Intra: Difference between revisions

Revision as of 10:35, 27 June 2012

In Daala, intra-frame predictors are coefficients that are used to predict the contents of a block based on its three neighboring blocks. Consider a 4x4 block structure:

$\left({\begin{array}{cccc|cccc}x_{1}&x_{2}&x_{3}&x_{4}&x_{5}&x_{6}&x_{7}&x_{8}\\x_{9}&x_{10}&x_{11}&x_{12}&x_{13}&x_{14}&x_{15}&x_{16}\\x_{17}&x_{18}&x_{19}&x_{20}&x_{21}&x_{22}&x_{23}&x_{24}\\x_{25}&x_{26}&x_{27}&x_{28}&x_{29}&x_{30}&x_{31}&x_{32}\\\hline x_{33}&x_{34}&x_{35}&x_{36}&y_{1}&y_{2}&y_{3}&y_{4}\\x_{37}&x_{38}&x_{39}&x_{40}&y_{5}&y_{6}&y_{7}&y_{8}\\x_{41}&x_{42}&x_{43}&x_{44}&y_{9}&y_{10}&y_{11}&y_{12}\\x_{45}&x_{46}&x_{47}&x_{48}&y_{13}&y_{14}&y_{15}&y_{16}\\\end{array}}\right)$

Assuming a linear predictor, we would like to find the 768 coefficients that best predict $y_{i}$ from the neighboring $x_{i}$ . That is, for a given block with coefficients ${\hat {x}}$ and ${\hat {y}}$ , we would like a 48x16 matrix $\beta$ such that the residual ${\hat {e}}={\hat {y}}-{\hat {x}}\beta$ is minimized (for some $p$ -norm). Because it is this residual ${\hat {e}}$ that is quantized and coded in the bitstream, we would prefer that most of its coefficients are zero. This will be discussed further when comparing the different $p$ -norms.

Block Modes

These predictors often follow certain geometry in the time-domain image space. Imagine a vertical edge that runs through $y$ . A natural predictor might be to simply copy the values ${\begin{array}{cccc}x_{29}&x_{30}&x_{31}&x_{32}\end{array}}$ down into each row of the 4x4 block $y$ . In order to account for the different possible geometries, each block is assigned a mode which indicates what set of prediction coefficients to use (the $\beta$ ). When encoding a block $y$ , the encoder chooses a mode, computes ${\hat {e}}$ and writes both the block mode and the residual ${\hat {e}}$ .

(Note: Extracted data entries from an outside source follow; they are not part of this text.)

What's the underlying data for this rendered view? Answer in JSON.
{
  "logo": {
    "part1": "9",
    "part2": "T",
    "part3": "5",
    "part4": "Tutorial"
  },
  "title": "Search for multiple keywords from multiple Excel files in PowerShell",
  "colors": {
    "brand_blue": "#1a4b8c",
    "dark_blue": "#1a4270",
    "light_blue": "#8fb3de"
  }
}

Because the decoder must know the coefficients for each of the block modes, there is a tradeoff between how well we can predict the values in $y$ (number of block modes) with decoder complexity. Our hypothesis is that the optimal number of block modes will correspond to how closely we can fit different geometries inside the block. For 4x4 blocks, this might correspond to a mode for each of the 8 cardinal directions (ask Jason to clarify) with larger blocks potentially supporting a larger number of directions. In addition, we would like to support the DC and True Motion modes from WebM/VP8 as they are often the best fit. For common video sequences, anywhere from 20% to 45% of the intra frames use the True Motion mode [1].

This is slightly complicated by the fact that our coefficients are not in the time-domain, but are the result of a lapped transform, see TDLT. In practice all of these modes have an equivalent in the frequency domain. As a starting point, we are using the 10 modes from Theora to classify the blocks from a set of sample images. Each category of blocks will be used to construct a set of predictors $\beta$ which is then used to reclassify the blocks based on Sum of Absolute Transform Differences (SATD). Tim suggested weighting each blocks contribution based on SATD_bestfit-SATD_nearest.

$L^{2}$ -norm

Suppose for some mode we have $n$ blocks. We can then construct the matrices $X$ and $Y$ where the ith row of each contains the zero-mean values from the ith block.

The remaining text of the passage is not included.